When Dementia Steals Language, A Touch Speaks Volumes

Once a person with dementia loses their language capacity, you need new ways to communicate. I still talk to my mom. But she can seldom answer me. Lately, I’ve been using touch to keep her connected, so I decided to do some research on the effects of massage.

Between the Pond and the Woods

Massages have been part of our family habits for a long time. Years ago, my mom, sister and I decided to stop buying Christmas gifts. Instead we set aside a time when we would go to a day-spa. Each of us got a massage, then we went out to dinner or to a show. The idea was: Have fun together, instead of buying each other stuff we didn’t need. Now, as Mom’s condition has declined, I’ve started massaging her hands or her earlobes gently. I ask her if she likes it and she just laughs, which seems like a good sign.

Although it’s hard to find research, plenty of people think that massage is helpful to people with dementia. The University of Maryland Health Center says, “People with Alzheimer’s disease become frustrated and anxious because they cannot communicate well with language.
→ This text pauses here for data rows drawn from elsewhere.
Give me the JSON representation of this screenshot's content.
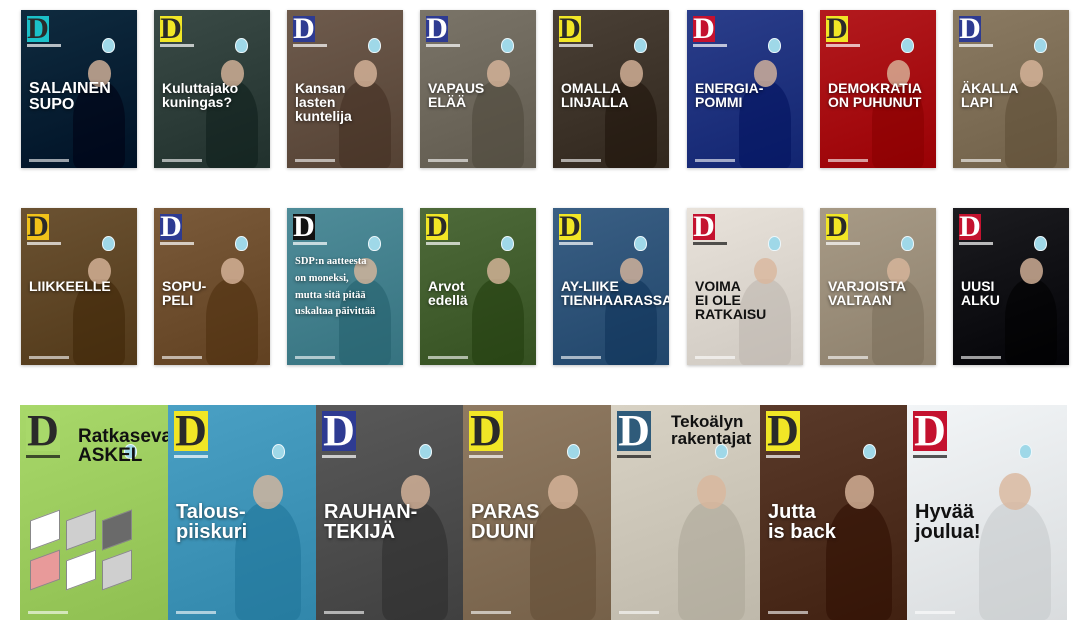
{
  "row1": [
    {
      "headline": "SALAINEN\nSUPO",
      "logo": "D",
      "logo_bg": "#1bc1c9",
      "bg": "#0f2b3f",
      "fg": "#ffffff"
    },
    {
      "headline": "Kuluttajako\nkuningas?",
      "logo": "D",
      "logo_bg": "#f1e626",
      "bg": "#3a4a46",
      "fg": "#ffffff"
    },
    {
      "headline": "Kansan\nlasten\nkuntelija",
      "logo": "D",
      "logo_bg": "#2e3b92",
      "bg": "#6e5b4d",
      "fg": "#ffffff"
    },
    {
      "headline": "VAPAUS\nELÄÄ",
      "logo": "D",
      "logo_bg": "#2e3b92",
      "bg": "#7a7468",
      "fg": "#ffffff"
    },
    {
      "headline": "OMALLA\nLINJALLA",
      "logo": "D",
      "logo_bg": "#f1e626",
      "bg": "#4a4036",
      "fg": "#ffffff"
    },
    {
      "headline": "ENERGIA-\nPOMMI",
      "logo": "D",
      "logo_bg": "#c4122f",
      "bg": "#2b3e8a",
      "fg": "#ffffff"
    },
    {
      "headline": "DEMOKRATIA\nON PUHUNUT",
      "logo": "D",
      "logo_bg": "#f1e626",
      "bg": "#b31a1e",
      "fg": "#ffffff"
    },
    {
      "headline": "ÄKALLA\nLAPI",
      "logo": "D",
      "logo_bg": "#2e3b92",
      "bg": "#8a7a62",
      "fg": "#ffffff"
    }
  ],
  "row2": [
    {
      "headline": "LIIKKEELLE",
      "logo": "D",
      "logo_bg": "#f1c21a",
      "bg": "#6b5232",
      "fg": "#ffffff"
    },
    {
      "headline": "SOPU-\nPELI",
      "logo": "D",
      "logo_bg": "#2e3b92",
      "bg": "#7a5a3a",
      "fg": "#ffffff"
    },
    {
      "headline": "SDP:n aatteesta\non moneksi,\nmutta sitä pitää\nuskaltaa päivittää",
      "logo": "D",
      "logo_bg": "#111111",
      "bg": "#4f8c99",
      "fg": "#ffffff"
    },
    {
      "headline": "Arvot\nedellä",
      "logo": "D",
      "logo_bg": "#f1e626",
      "bg": "#4e6a3a",
      "fg": "#ffffff"
    },
    {
      "headline": "AY-LIIKE\nTIENHAARASSA",
      "logo": "D",
      "logo_bg": "#f1e626",
      "bg": "#3a5f84",
      "fg": "#ffffff"
    },
    {
      "headline": "VOIMA\nEI OLE\nRATKAISU",
      "logo": "D",
      "logo_bg": "#c4122f",
      "bg": "#e8e2da",
      "fg": "#111111"
    },
    {
      "headline": "VARJOISTA\nVALTAAN",
      "logo": "D",
      "logo_bg": "#f1e626",
      "bg": "#a79a86",
      "fg": "#ffffff"
    },
    {
      "headline": "UUSI\nALKU",
      "logo": "D",
      "logo_bg": "#c4122f",
      "bg": "#1c1c20",
      "fg": "#ffffff"
    }
  ],
  "row3": [
    {
      "headline": "Ratkaseva\nASKEL",
      "logo": "D",
      "logo_bg": "#a8d86a",
      "bg": "#a8d86a",
      "fg": "#111111"
    },
    {
      "headline": "Talous-\npiiskuri",
      "logo": "D",
      "logo_bg": "#f1e626",
      "bg": "#4aa0c4",
      "fg": "#ffffff"
    },
    {
      "headline": "RAUHAN-\nTEKIJÄ",
      "logo": "D",
      "logo_bg": "#2e3b92",
      "bg": "#595959",
      "fg": "#ffffff"
    },
    {
      "headline": "PARAS\nDUUNI",
      "logo": "D",
      "logo_bg": "#f1e626",
      "bg": "#8f7a62",
      "fg": "#ffffff"
    },
    {
      "headline": "Tekoälyn\nrakentajat",
      "logo": "D",
      "logo_bg": "#2f5b7a",
      "bg": "#d8d2c4",
      "fg": "#111111"
    },
    {
      "headline": "Jutta\nis back",
      "logo": "D",
      "logo_bg": "#f1e626",
      "bg": "#5a3a2a",
      "fg": "#ffffff"
    },
    {
      "headline": "Hyvää\njoulua!",
      "logo": "D",
      "logo_bg": "#c4122f",
      "bg": "#f2f5f7",
      "fg": "#111111"
    }
  ]
}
Using touch, or massage, as nonverbal communication may help. ” They quote a study claiming that people with Alzheimer’s who got hand massages — and were spoken to in a calming manner — had lower pulse rates and didn’t engage in as much inappropriate behavior. The also mention that “health care professionals think that massage may help not only because it is relaxing, but because it provides a form of social interaction.”

The Alzheimer’s Society (in England) says, “There is much anecdotal evidence that massage can help manage symptoms associated with dementia such as anxiety, agitation and depression, but studies have not been sufficiently rigorous to provide solid proof. It does seem likely that massage interventions may well be beneficial, but further research is required.”
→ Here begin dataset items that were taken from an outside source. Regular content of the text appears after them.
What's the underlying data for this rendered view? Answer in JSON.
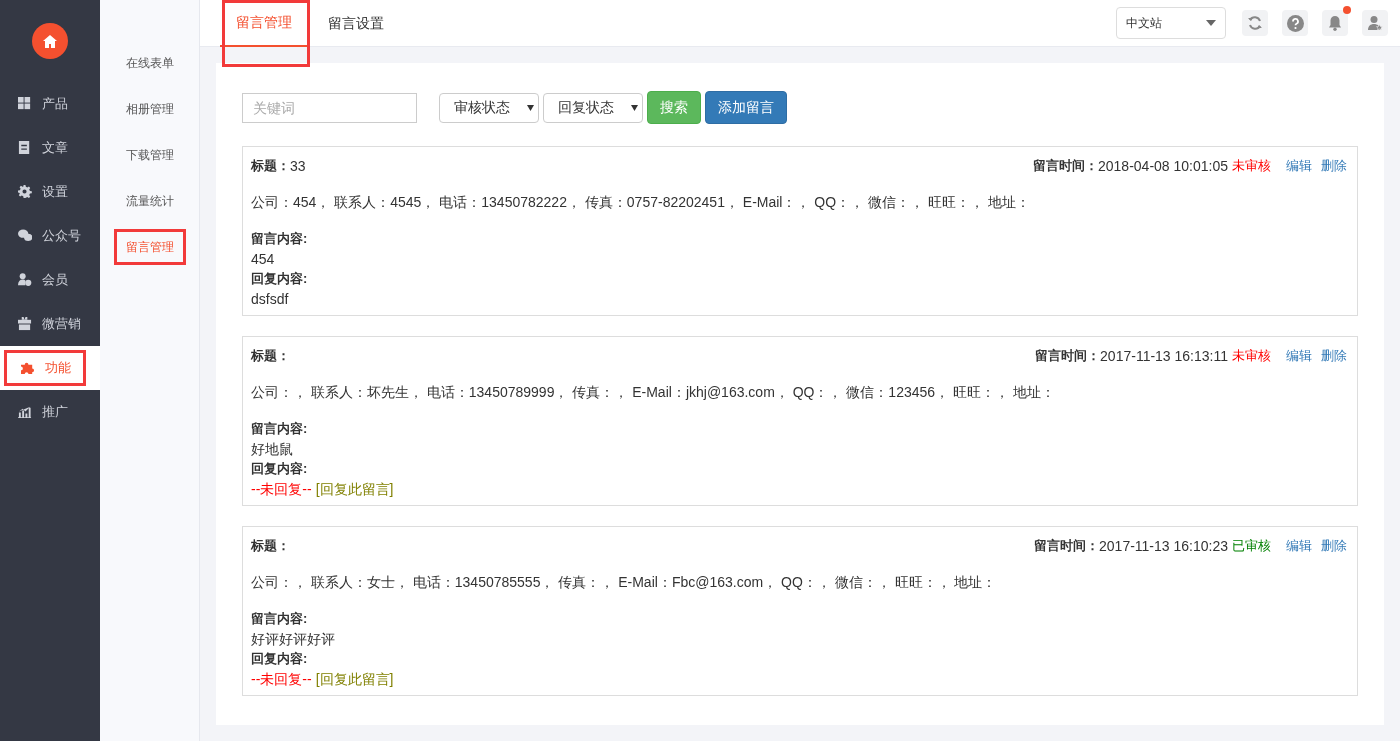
{
  "sidebar": {
    "items": [
      {
        "label": "产品",
        "selected": false,
        "annotated": false
      },
      {
        "label": "文章",
        "selected": false,
        "annotated": false
      },
      {
        "label": "设置",
        "selected": false,
        "annotated": false
      },
      {
        "label": "公众号",
        "selected": false,
        "annotated": false
      },
      {
        "label": "会员",
        "selected": false,
        "annotated": false
      },
      {
        "label": "微营销",
        "selected": false,
        "annotated": false
      },
      {
        "label": "功能",
        "selected": true,
        "annotated": true
      },
      {
        "label": "推广",
        "selected": false,
        "annotated": false
      }
    ]
  },
  "subnav": {
    "items": [
      {
        "label": "在线表单",
        "selected": false,
        "annotated": false
      },
      {
        "label": "相册管理",
        "selected": false,
        "annotated": false
      },
      {
        "label": "下载管理",
        "selected": false,
        "annotated": false
      },
      {
        "label": "流量统计",
        "selected": false,
        "annotated": false
      },
      {
        "label": "留言管理",
        "selected": true,
        "annotated": true
      }
    ]
  },
  "tabs": [
    {
      "label": "留言管理",
      "selected": true,
      "annotated": true
    },
    {
      "label": "留言设置",
      "selected": false,
      "annotated": false
    }
  ],
  "topbar": {
    "site": "中文站",
    "notification": true
  },
  "filters": {
    "keyword_placeholder": "关键词",
    "review_select": "审核状态",
    "reply_select": "回复状态",
    "search_button": "搜索",
    "add_button": "添加留言"
  },
  "messages": [
    {
      "title_label": "标题：",
      "title": "33",
      "time_label": "留言时间：",
      "time": "2018-04-08 10:01:05",
      "status": "未审核",
      "reviewed": false,
      "edit": "编辑",
      "delete": "删除",
      "info": "公司：454， 联系人：4545， 电话：13450782222， 传真：0757-82202451， E-Mail：， QQ：， 微信：， 旺旺：， 地址：",
      "content_label": "留言内容:",
      "content": "454",
      "reply_label": "回复内容:",
      "kind": "replied",
      "reply": "dsfsdf"
    },
    {
      "title_label": "标题：",
      "time_label": "留言时间：",
      "time": "2017-11-13 16:13:11",
      "status": "未审核",
      "reviewed": false,
      "edit": "编辑",
      "delete": "删除",
      "info": "公司：， 联系人：坏先生， 电话：13450789999， 传真：， E-Mail：jkhj@163.com， QQ：， 微信：123456， 旺旺：， 地址：",
      "content_label": "留言内容:",
      "content": "好地鼠",
      "reply_label": "回复内容:",
      "kind": "unreplied",
      "no_reply": "--未回复--",
      "reply_link": "[回复此留言]"
    },
    {
      "title_label": "标题：",
      "time_label": "留言时间：",
      "time": "2017-11-13 16:10:23",
      "status": "已审核",
      "reviewed": true,
      "edit": "编辑",
      "delete": "删除",
      "info": "公司：， 联系人：女士， 电话：13450785555， 传真：， E-Mail：Fbc@163.com， QQ：， 微信：， 旺旺：， 地址：",
      "content_label": "留言内容:",
      "content": "好评好评好评",
      "reply_label": "回复内容:",
      "kind": "unreplied",
      "no_reply": "--未回复--",
      "reply_link": "[回复此留言]"
    }
  ]
}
Even in the absence of scientific proof, massage seems like the kind of thing that would soothe a body in great distress (heaven knows, it works for me!) I found an article in Massage Today written by Ann Catlin, a Licensed Massage Therapist, that helped me understand why that might be true. Ms. Catlin looks at a person with Alzheimer’s from the perspective of Abraham Maslow’s Hierarchy of Needs. I remember learning Maslow’s Hierarchy in college, but I never thought about my mom’s disease in this light. According to Maslow, all humans have the following needs:

1) Biological and Physiological needs – air, food, drink, shelter, warmth, sleep, etc.; 2) Safety needs – protection from elements, security, order, law, stability, etc.; 3) Love and belongingness needs – friendship, intimacy, affection and love, from different sources; 4) Esteem needs – self-esteem, achievement, mastery, independence, status, dominance, prestige, managerial responsibility, etc.; 5) Cognitive needs – knowledge, meaning, etc.; 6) Aesthetic needs – appreciation and search for beauty, balance, form, etc.; 7) Self-Actualization needs – realizing personal potential, self-fulfillment, seeking personal growth and peak experiences; and 8) Transcendence needs – helping others to achieve self actualization.

Ms. Catlin believes massage has the capacity to meet certain aspects of all these needs. She notes, “Massage therapists can bring a unique perspective to the care of elders living with Alzheimer’s disease by highlighting the role of compassionate human touch in satisfying human needs on all levels.”

Her article offers many more details about how massage can help dementia patients. I appreciate her perspective because it seems to grow from professional wisdom. And regardless of what it does for the patient, giving little massages to my mom meets some part of my own hierarchy of needs. I long to know that she can still sense how much I love her. If a touch can transmit that message, it’s very powerful medicine.